Creating the firewall
We need a firewall to allow UDP traffic to nodes tagged as game-server
via ports 7000-8000. These firewall rules apply to cluster nodes you will create in the
next section.
gcloud compute firewall-rules create game-server-firewall \
--allow udp:7000-8000 \
--target-tags game-server \
--description "Firewall to allow game server udp traffic"
Creating the cluster
Create a GKE cluster in which you’ll install Agones. You can use GKE Standard mode or GKE Autopilot mode (Alpha).
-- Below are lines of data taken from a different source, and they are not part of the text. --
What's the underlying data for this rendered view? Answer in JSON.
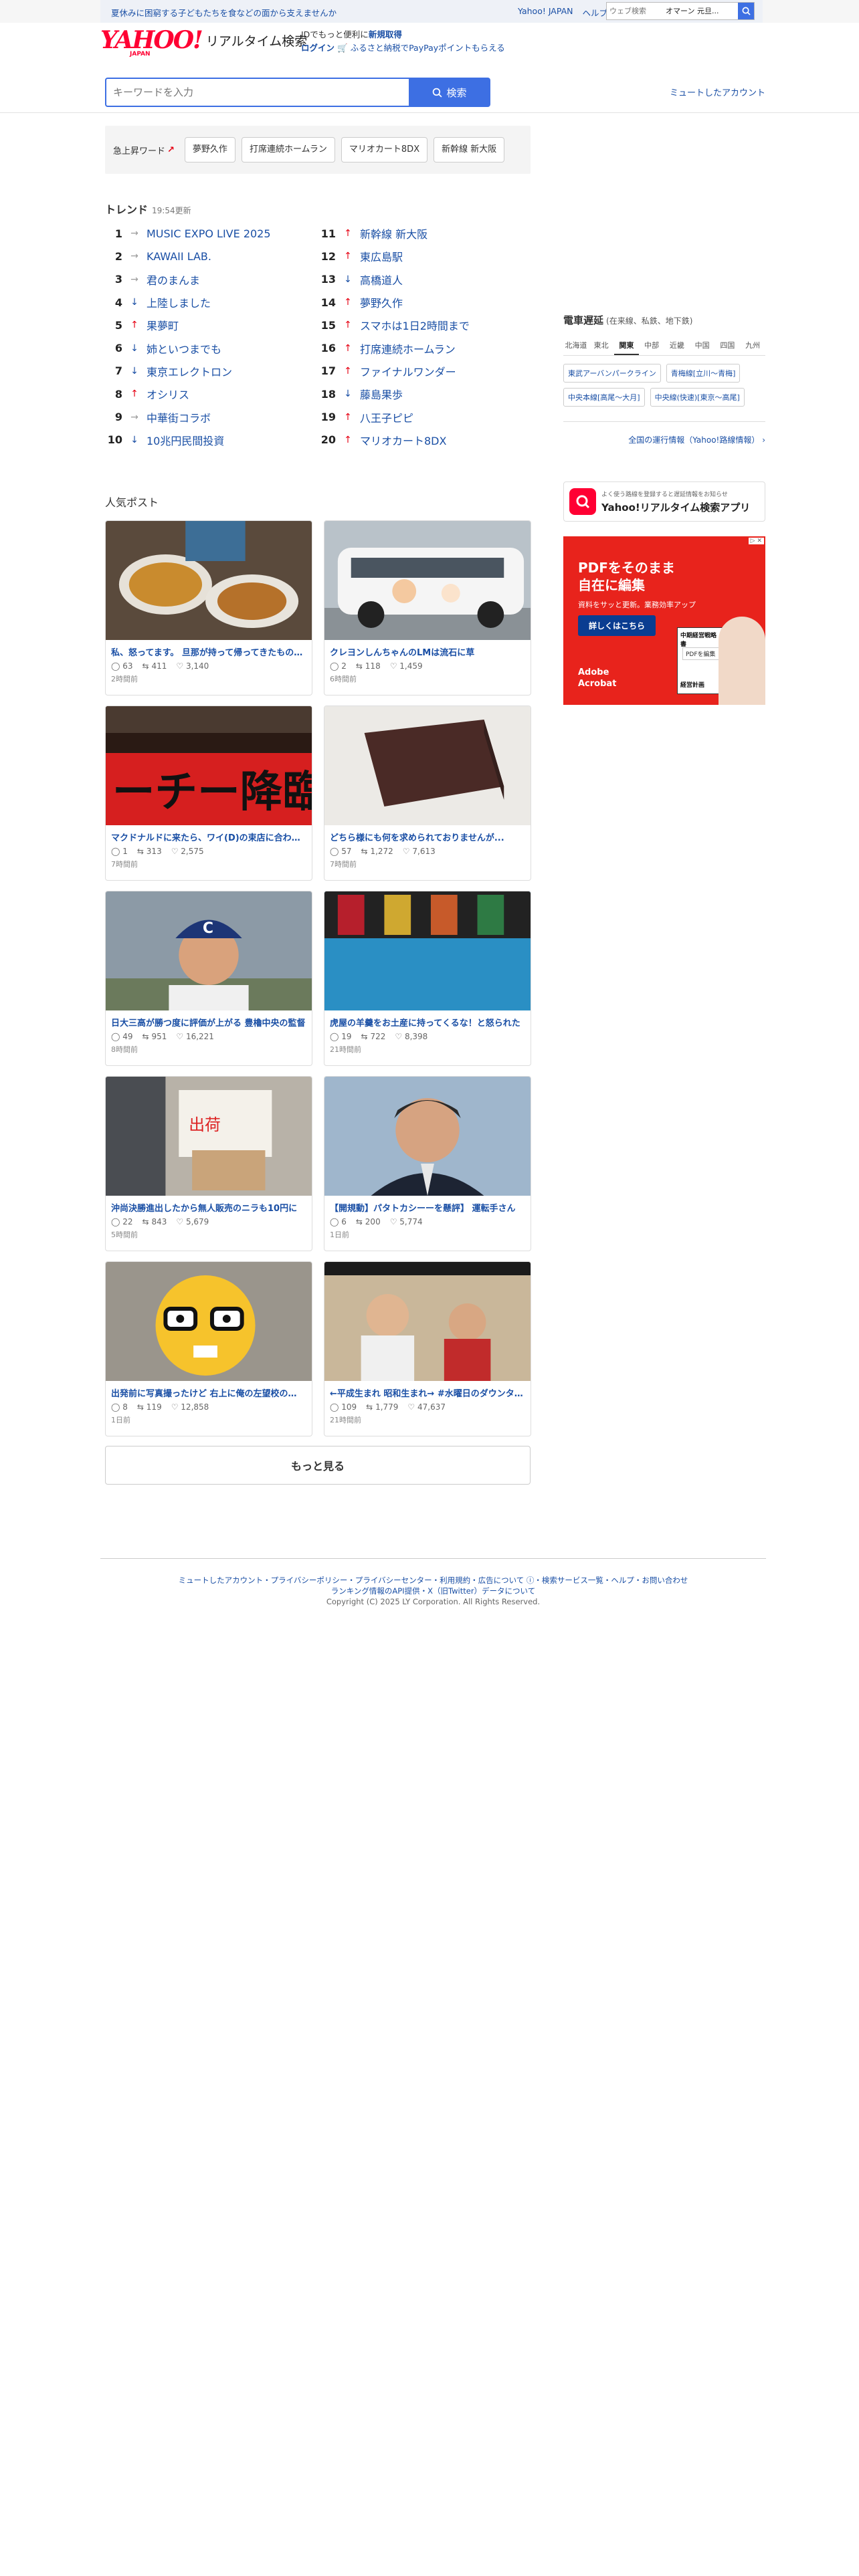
{
  "topbar": {
    "message": "夏休みに困窮する子どもたちを食などの面から支えませんか",
    "links": [
      "Yahoo! JAPAN",
      "ヘルプ"
    ],
    "websearch_placeholder": "ウェブ検索",
    "websearch_suggest": "オマーン 元旦..."
  },
  "header": {
    "logo_text": "YAHOO!",
    "logo_sub": "JAPAN",
    "logo_title": "リアルタイム検索",
    "id_text": "IDでもっと便利に",
    "signup": "新規取得",
    "login": "ログイン",
    "promo": "ふるさと納税でPayPayポイントもらえる"
  },
  "search": {
    "placeholder": "キーワードを入力",
    "button": "検索",
    "muted_accounts": "ミュートしたアカウント"
  },
  "hotwords": {
    "label": "急上昇ワード",
    "items": [
      "夢野久作",
      "打席連続ホームラン",
      "マリオカート8DX",
      "新幹線 新大阪"
    ]
  },
  "trend": {
    "title": "トレンド",
    "updated": "19:54更新",
    "left": [
      {
        "rank": "1",
        "dir": "flat",
        "name": "MUSIC EXPO LIVE 2025"
      },
      {
        "rank": "2",
        "dir": "flat",
        "name": "KAWAII LAB."
      },
      {
        "rank": "3",
        "dir": "flat",
        "name": "君のまんま"
      },
      {
        "rank": "4",
        "dir": "down",
        "name": "上陸しました"
      },
      {
        "rank": "5",
        "dir": "up",
        "name": "果夢町"
      },
      {
        "rank": "6",
        "dir": "down",
        "name": "姉といつまでも"
      },
      {
        "rank": "7",
        "dir": "down",
        "name": "東京エレクトロン"
      },
      {
        "rank": "8",
        "dir": "up",
        "name": "オシリス"
      },
      {
        "rank": "9",
        "dir": "flat",
        "name": "中華街コラボ"
      },
      {
        "rank": "10",
        "dir": "down",
        "name": "10兆円民間投資"
      }
    ],
    "right": [
      {
        "rank": "11",
        "dir": "up",
        "name": "新幹線 新大阪"
      },
      {
        "rank": "12",
        "dir": "up",
        "name": "東広島駅"
      },
      {
        "rank": "13",
        "dir": "down",
        "name": "高橋道人"
      },
      {
        "rank": "14",
        "dir": "up",
        "name": "夢野久作"
      },
      {
        "rank": "15",
        "dir": "up",
        "name": "スマホは1日2時間まで"
      },
      {
        "rank": "16",
        "dir": "up",
        "name": "打席連続ホームラン"
      },
      {
        "rank": "17",
        "dir": "up",
        "name": "ファイナルワンダー"
      },
      {
        "rank": "18",
        "dir": "down",
        "name": "藤島果歩"
      },
      {
        "rank": "19",
        "dir": "up",
        "name": "八王子ピピ"
      },
      {
        "rank": "20",
        "dir": "up",
        "name": "マリオカート8DX"
      }
    ]
  },
  "popular": {
    "title": "人気ポスト",
    "posts": [
      {
        "title": "私、怒ってます。 旦那が持って帰ってきたものです",
        "replies": "63",
        "reposts": "411",
        "likes": "3,140",
        "time": "2時間前",
        "img": "food"
      },
      {
        "title": "クレヨンしんちゃんのLMは流石に草",
        "replies": "2",
        "reposts": "118",
        "likes": "1,459",
        "time": "6時間前",
        "img": "van"
      },
      {
        "title": "マクドナルドに来たら、ワイ(D)の束店に合わせて",
        "replies": "1",
        "reposts": "313",
        "likes": "2,575",
        "time": "7時間前",
        "img": "sign"
      },
      {
        "title": "どちら様にも何を求められておりませんが...",
        "replies": "57",
        "reposts": "1,272",
        "likes": "7,613",
        "time": "7時間前",
        "img": "yokan"
      },
      {
        "title": "日大三高が勝つ度に評価が上がる 豊櫓中央の監督",
        "replies": "49",
        "reposts": "951",
        "likes": "16,221",
        "time": "8時間前",
        "img": "coach"
      },
      {
        "title": "虎屋の羊羹をお土産に持ってくるな！と怒られた",
        "replies": "19",
        "reposts": "722",
        "likes": "8,398",
        "time": "21時間前",
        "img": "box"
      },
      {
        "title": "沖尚決勝進出したから無人販売のニラも10円に",
        "replies": "22",
        "reposts": "843",
        "likes": "5,679",
        "time": "5時間前",
        "img": "stall"
      },
      {
        "title": "【開規動】パタトカシーーを懸評】 運転手さん",
        "replies": "6",
        "reposts": "200",
        "likes": "5,774",
        "time": "1日前",
        "img": "man"
      },
      {
        "title": "出発前に写真撮ったけど 右上に俺の左望校の…",
        "replies": "8",
        "reposts": "119",
        "likes": "12,858",
        "time": "1日前",
        "img": "emoji"
      },
      {
        "title": "←平成生まれ 昭和生まれ→ #水曜日のダウンタウン",
        "replies": "109",
        "reposts": "1,779",
        "likes": "47,637",
        "time": "21時間前",
        "img": "tv"
      }
    ],
    "more": "もっと見る"
  },
  "train": {
    "title": "電車遅延",
    "subtitle": "(在来線、私鉄、地下鉄)",
    "tabs": [
      "北海道",
      "東北",
      "関東",
      "中部",
      "近畿",
      "中国",
      "四国",
      "九州"
    ],
    "active_tab": "関東",
    "lines": [
      "東武アーバンパークライン",
      "青梅線[立川〜青梅]",
      "中央本線[高尾〜大月]",
      "中央線(快速)[東京〜高尾]"
    ],
    "all_info": "全国の運行情報（Yahoo!路線情報）"
  },
  "app_banner": {
    "small": "よく使う路線を登録すると遅延情報をお知らせ",
    "big": "Yahoo!リアルタイム検索アプリ"
  },
  "ad": {
    "headline1": "PDFをそのまま",
    "headline2": "自在に編集",
    "sub": "資料をサッと更新。業務効率アップ",
    "cta": "詳しくはこちら",
    "brand1": "Adobe",
    "brand2": "Acrobat",
    "book": "中期経営戦略書",
    "book2": "経営計画",
    "tag": "PDFを編集"
  },
  "footer": {
    "line1": "ミュートしたアカウント・プライバシーポリシー・プライバシーセンター・利用規約・広告について ⓘ・検索サービス一覧・ヘルプ・お問い合わせ",
    "line2": "ランキング情報のAPI提供・X（旧Twitter）データについて",
    "line3": "Copyright (C) 2025 LY Corporation. All Rights Reserved."
  },
  "colors": {
    "link": "#1a4fa5",
    "accent": "#3d6fe3",
    "brand": "#ff0033",
    "up": "#e60012"
  }
}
Create a Standard mode cluster for Agones
gcloud container clusters create [CLUSTER_NAME] --cluster-version=1.24 \
--tags=game-server \
--scopes=gke-default \
--num-nodes=4 \
--no-enable-autoupgrade \
--enable-image-streaming \
--machine-type=e2-standard-4
Note
If you’re creating a cluster to run Windows game servers, you need to add the--enable-ip-alias
flag to create the cluster with Alias IP ranges instead of routes-based networking.
Flag explanations:
- cluster-version: Agones requires a supported Kubernetes version.
- tags: Defines the tags that will be attached to new nodes in the cluster. This is to grant access through ports via the firewall created in the next step.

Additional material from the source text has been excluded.